The US On the Federal Reserve’s policy outlook, Aziz pushed back against expectations of easing, maintaining that he consistently ruled out a rate cut this year. “We did not cut rates in 2026 at the beginning of the year and in fact, the next step will be a rate hike in 2027,” he said. He emphasized that this assessment is rooted in labor market dynamics rather than recent geopolitical developments. “This had nothing to do with the war… it was based on the dynamics of the US labor market,” Aziz explained. He argued that even modest job growth could sustain inflationary pressures. “Even a modest improvement in jobs… would raise wages and keep inflation above 2%,” he said. He also highlighted a more cautious stance from the Fed on energy-driven inflation, noting that policymakers have indicated they see such price increases as “highly unlikely.”

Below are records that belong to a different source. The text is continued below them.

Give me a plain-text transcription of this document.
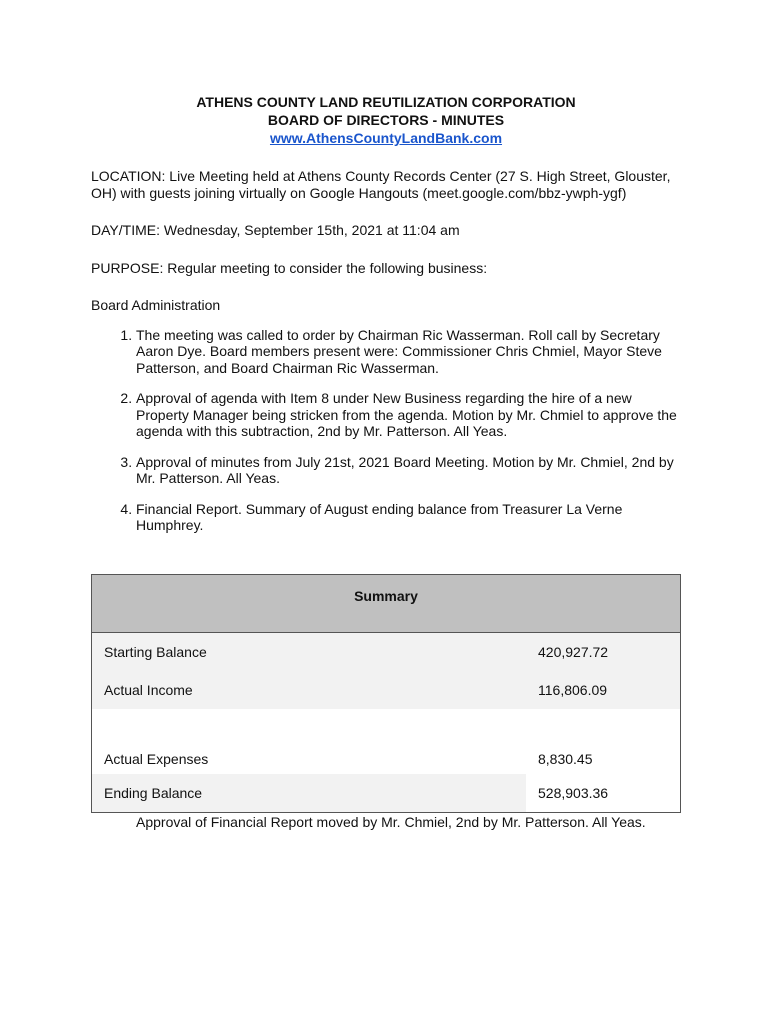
ATHENS COUNTY LAND REUTILIZATION CORPORATION
BOARD OF DIRECTORS - MINUTES
www.AthensCountyLandBank.com

LOCATION: Live Meeting held at Athens County Records Center (27 S. High Street, Glouster, OH) with guests joining virtually on Google Hangouts (meet.google.com/bbz-ywph-ygf)

DAY/TIME: Wednesday, September 15th, 2021 at 11:04 am

PURPOSE: Regular meeting to consider the following business:

Board Administration

1. The meeting was called to order by Chairman Ric Wasserman. Roll call by Secretary Aaron Dye. Board members present were: Commissioner Chris Chmiel, Mayor Steve Patterson, and Board Chairman Ric Wasserman.
2. Approval of agenda with Item 8 under New Business regarding the hire of a new Property Manager being stricken from the agenda. Motion by Mr. Chmiel to approve the agenda with this subtraction, 2nd by Mr. Patterson. All Yeas.
3. Approval of minutes from July 21st, 2021 Board Meeting. Motion by Mr. Chmiel, 2nd by Mr. Patterson. All Yeas.
4. Financial Report. Summary of August ending balance from Treasurer La Verne Humphrey.
Summary	
Starting Balance	420,927.72
Actual Income	116,806.09
Actual Expenses	8,830.45
Ending Balance	528,903.36

Approval of Financial Report moved by Mr. Chmiel, 2nd by Mr. Patterson. All Yeas.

Turning to the bond market, Aziz said the more important development is not just the rise in yields but the shift in expectations reflected in the yield curve. “The market took the Fed call in a hawkish tone… and flattened the curve,” he observed, “it’s flat… rather than the 10-year rate going up is the big story.” As inflation concerns persist and hopes for a rate cut fade, he expects this trend to continue. “As hopes of a rate cut in 2026 dim… you’ll see more flatness,” he said. Aziz also warned that if inflation rises, it could impact demand. “If inflation becomes sticky… you will start to see destruction of demand,” he said, adding that the expectation of such a slowdown could also influence market prices. “In an environment of demand destruction … it’s hard to see the 10-year actually blowing,” he noted.

Overall, Aziz’s assessment points to a more complex global backdrop where conventional indicators may not fully capture the underlying risks. With oil markets fragmenting, inflation persistent and central banks remaining cautious, investors may need to look beyond surface-level cues to navigate the evolving landscape.